Friday, Apr. 04, 1969

READY TO TALK WITH THE VIET CONG

THE U.S. has long had a strategy for simplifying and speeding the Paris peace talks, a strategy that has the virtue of reflecting the reality on the ground in Viet Nam. In essence, it aims at a partitioning of the issues. The U.S. and North Viet Nam would bilaterally negotiate military matters, the most important being the mutual withdrawal of their forces from South Vietnamese soil. The South Vietnamese government of President Nguyen Van Thieu and the National Liberation Front, the political organization of the Viet Cong, would meanwhile work out together the terms and conditions of their coexistence once the guns fall silent.

Sensible as such an approach seems, it has been impossible until now, in part because of South Viet Nam's refusal to meet with representatives of the N.L.F. However, the Nixon Administration, through Ambassador Ellsworth Bunker, has been applying heavy pressure on President Thieu to modify his position, and last week he did. Calling foreign correspondents to the presidential palace, Thieu announced: "We are ready to have private talks with the N.L.F., if they like."

Expected Response. It was a significant concession, for Thieu, like other South Vietnamese leaders, had shied away from such meetings on the ground that these might constitute de facto recognition of the Front. Emphasizing this concern, Thieu stressed that the Saigon government has no intention of allowing the N.L.F. to join any sort of coalition government in South Viet Nam, and he barred any Communist participation in elections, at least as overt

Communists. "They may dissolve and become another political party," he suggested. As for the private talks themselves, Thieu was equally vague. "Nobody can guess the attitude of the Communists. We let them understand we are ready. It's up to them."

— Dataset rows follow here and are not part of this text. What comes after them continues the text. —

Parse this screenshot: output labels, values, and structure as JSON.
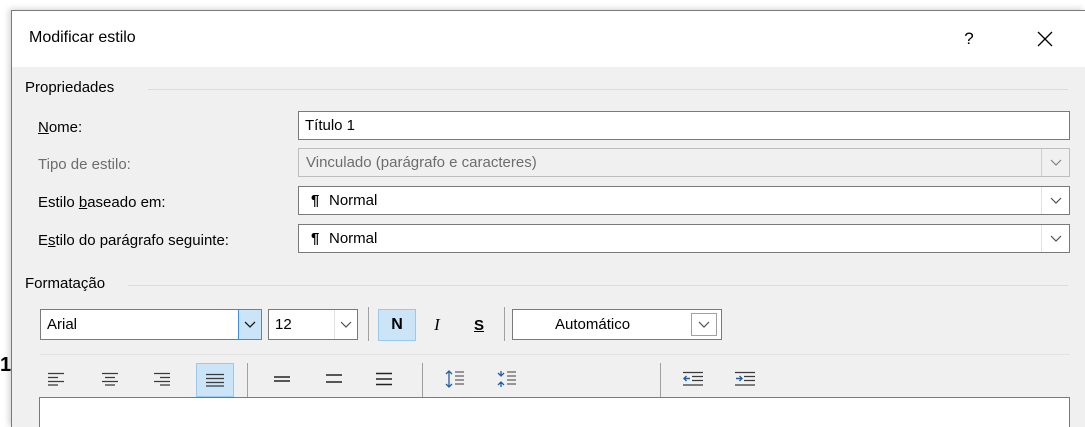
{
  "dialog": {
    "title": "Modificar estilo",
    "help_label": "?",
    "close_icon": "close-icon"
  },
  "properties": {
    "group_label": "Propriedades",
    "name_label_prefix": "N",
    "name_label_rest": "ome:",
    "name_value": "Título 1",
    "style_type_label": "Tipo de estilo:",
    "style_type_value": "Vinculado (parágrafo e caracteres)",
    "based_on_label_a": "Estilo ",
    "based_on_label_u": "b",
    "based_on_label_b": "aseado em:",
    "based_on_value": "Normal",
    "next_para_label_a": "E",
    "next_para_label_u": "s",
    "next_para_label_b": "tilo do parágrafo seguinte:",
    "next_para_value": "Normal",
    "pilcrow": "¶"
  },
  "formatting": {
    "group_label": "Formatação",
    "font_value": "Arial",
    "size_value": "12",
    "bold_label": "N",
    "italic_label": "I",
    "underline_label": "S",
    "color_value": "Automático"
  },
  "toolbar_icons": [
    "align-left-icon",
    "align-center-icon",
    "align-right-icon",
    "justify-icon",
    "single-spacing-icon",
    "one-half-spacing-icon",
    "double-spacing-icon",
    "increase-spacing-before-icon",
    "decrease-spacing-before-icon",
    "decrease-indent-icon",
    "increase-indent-icon"
  ],
  "stray_text": "1",
  "colors": {
    "dialog_bg": "#f0f0f0",
    "selected_bg": "#cce4f7",
    "selected_border": "#99c9ef",
    "accent_blue": "#3c8de0"
  }
}
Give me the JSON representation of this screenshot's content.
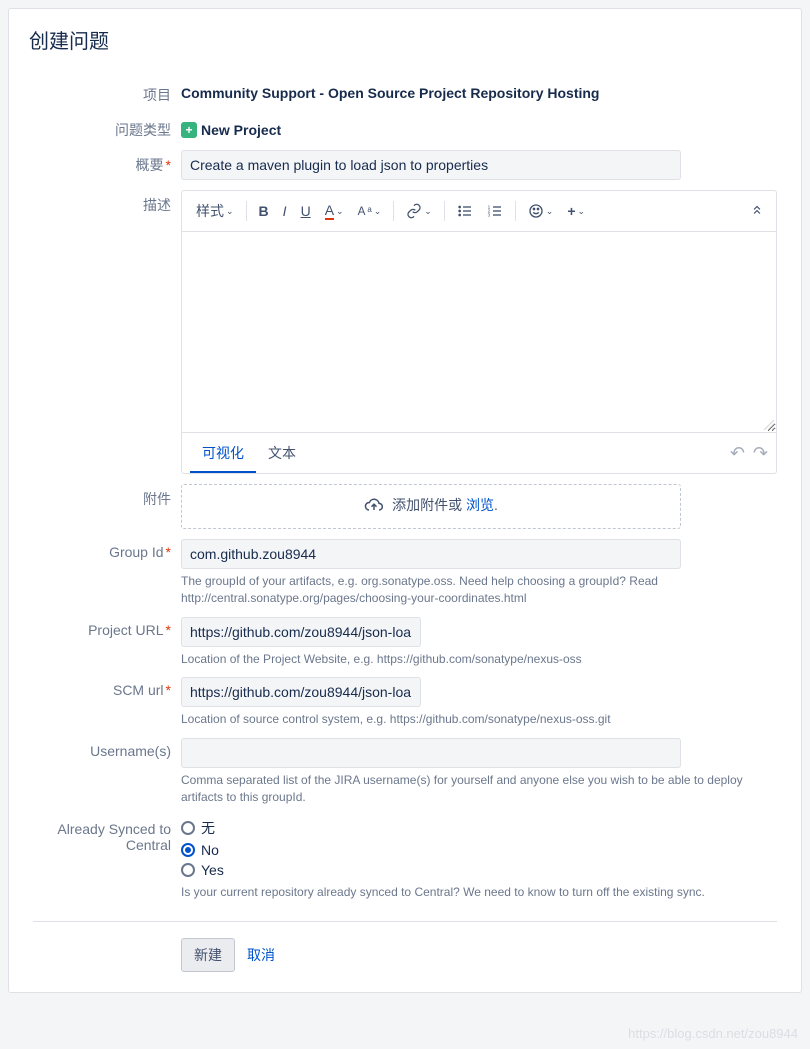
{
  "header": {
    "title": "创建问题"
  },
  "fields": {
    "project": {
      "label": "项目",
      "value": "Community Support - Open Source Project Repository Hosting"
    },
    "issueType": {
      "label": "问题类型",
      "value": "New Project"
    },
    "summary": {
      "label": "概要",
      "value": "Create a maven plugin to load json to properties"
    },
    "description": {
      "label": "描述"
    },
    "attachment": {
      "label": "附件",
      "text": "添加附件或 ",
      "browse": "浏览"
    },
    "groupId": {
      "label": "Group Id",
      "value": "com.github.zou8944",
      "help": "The groupId of your artifacts, e.g. org.sonatype.oss. Need help choosing a groupId? Read http://central.sonatype.org/pages/choosing-your-coordinates.html"
    },
    "projectUrl": {
      "label": "Project URL",
      "value": "https://github.com/zou8944/json-loa",
      "help": "Location of the Project Website, e.g. https://github.com/sonatype/nexus-oss"
    },
    "scmUrl": {
      "label": "SCM url",
      "value": "https://github.com/zou8944/json-loa",
      "help": "Location of source control system, e.g. https://github.com/sonatype/nexus-oss.git"
    },
    "usernames": {
      "label": "Username(s)",
      "value": "",
      "help": "Comma separated list of the JIRA username(s) for yourself and anyone else you wish to be able to deploy artifacts to this groupId."
    },
    "synced": {
      "label": "Already Synced to Central",
      "options": {
        "none": "无",
        "no": "No",
        "yes": "Yes"
      },
      "help": "Is your current repository already synced to Central? We need to know to turn off the existing sync."
    }
  },
  "editor": {
    "styleBtn": "样式",
    "tabs": {
      "visual": "可视化",
      "text": "文本"
    }
  },
  "footer": {
    "submit": "新建",
    "cancel": "取消"
  },
  "watermark": "https://blog.csdn.net/zou8944"
}
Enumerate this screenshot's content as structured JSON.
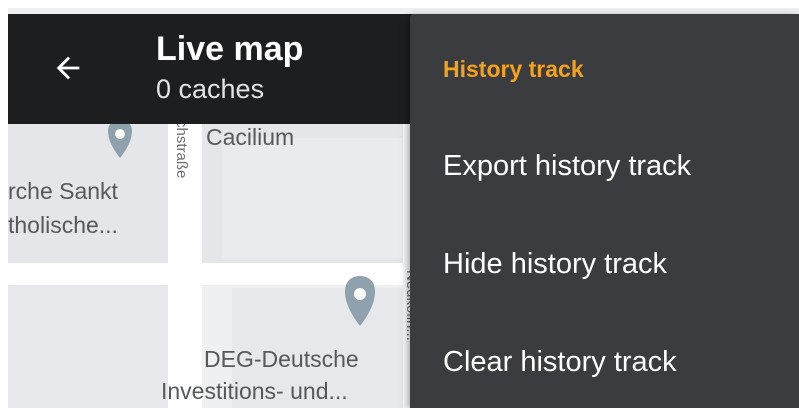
{
  "appbar": {
    "back_icon": "arrow-back-icon",
    "title": "Live map",
    "subtitle": "0 caches"
  },
  "map": {
    "labels": {
      "cacilium": "Cacilium",
      "church_line1": "rche Sankt",
      "church_line2": "tholische...",
      "deg_line1": "DEG-Deutsche",
      "deg_line2": "Investitions- und...",
      "street_left": "chstraße",
      "street_right": "Neukölln..."
    },
    "pin_icon": "map-pin-icon",
    "colors": {
      "pin": "#8fa1ac",
      "background": "#eef0f2",
      "roads": "#ffffff"
    }
  },
  "menu": {
    "header": "History track",
    "header_color": "#f5a21b",
    "items": [
      {
        "label": "Export history track"
      },
      {
        "label": "Hide history track"
      },
      {
        "label": "Clear history track"
      }
    ],
    "background": "#3a3c3f"
  }
}
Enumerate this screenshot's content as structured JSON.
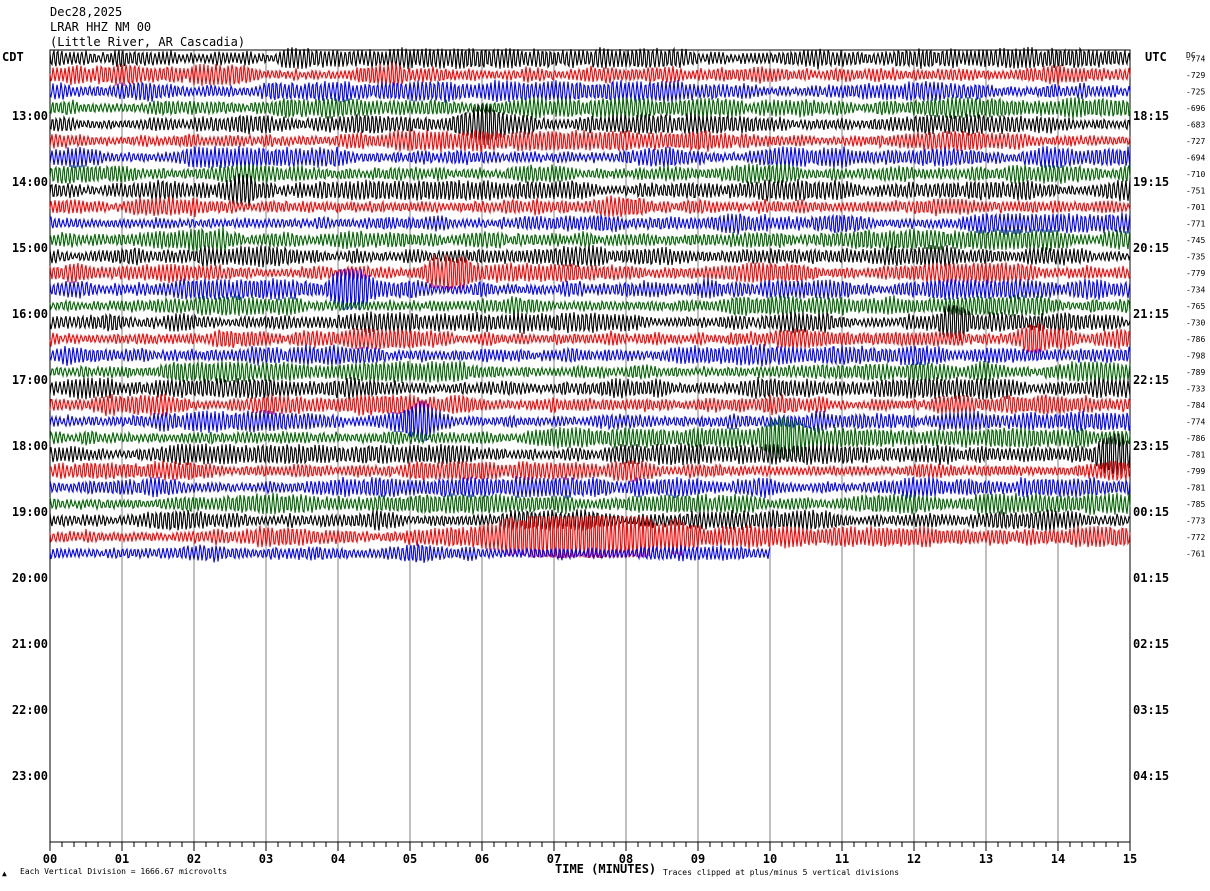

The Front's first public response was to be expected. An N.L.F. broadcast called the bid "a crafty trick," and in Paris both Hanoi and N.L.F. negotiators heaped scorn on Thieu's offer. For all the obloquy, however, no spokesman for either group flatly refused the offer of private talks, and Western sources privately described the statements as a matter of routine propaganda, entered for the record before the real talks begin in secret--if they have not already.

Gamut of Problems. In Saigon, reaction to Thieu's move was mixed. Mrs. Kieu Mong Thu, a militant Buddhist member of the National Assembly, said that "President Thieu should have thought of this measure sooner." Supporters of Lawyer Truong Dinh Dzu, the runner-up in the 1967 presidential elections who campaigned on a peace platform and is now in jail, reminded the world that Dzu was sentenced to five years at hard labor last year for suggesting direct talks with the N.L.F. "Thieu should get ten years," said a Saigon politician. A leader of the North Vietnamese Catholic refugees who came South after the 1954 armistice warned that "if this direct talk with the N.L.F. leads to recognition of the N.L.F., or acceptance of a coalition, or abolition of this regime, we will fight against it."

Just who would be assigned to make the initial contacts with the N.L.F. remained to be seen. Palace sources said that the Vice President and chief South Vietnamese negotiator at the Paris conference, Nguyen Cao Ky, would not take part in the meetings until a lower-level delegate had made the first soundings. If these turned out to be fruitful, Ky would take over. The agenda? Ky's advisers said he was planning to discuss the gamut of problems, from the war itself to the issues of withdrawal and a ceasefire. Any reports that some concrete concessions were in hand were scotched by Thieu himself: "I cannot tell you what we can offer them right now. It depends on their attitude."

Militarily, there was no doubt about Communist intransigence. During the week, there were about 130 rocket and mortar attacks against cities and bases. The headquarters bivouac of the U.S. 9th Infantry Division at Dong Tarn, 35 miles southwest of Saigon, was torn up so severely by hostile fire that U.S. newsmen were barred from the scene. Two ARVN Special Forces battalions were also savaged by enemy attacks 35 miles northeast of Saigon: their casualties were reported as "moderate," a euphemism for fairly substantial losses. The continued enemy pressure around Saigon was underscored by the U.S. sweep in the V.C.-infested Michelin rubber plantation northwest of the capital. After a week of battle, more than 600 enemy troopers were reported killed. To the north, along the Demilitarized Zone, U.S. infantrymen ran across a North Vietnamese force, killing 120 Communist soldiers while taking 14 dead and 30 wounded of their own.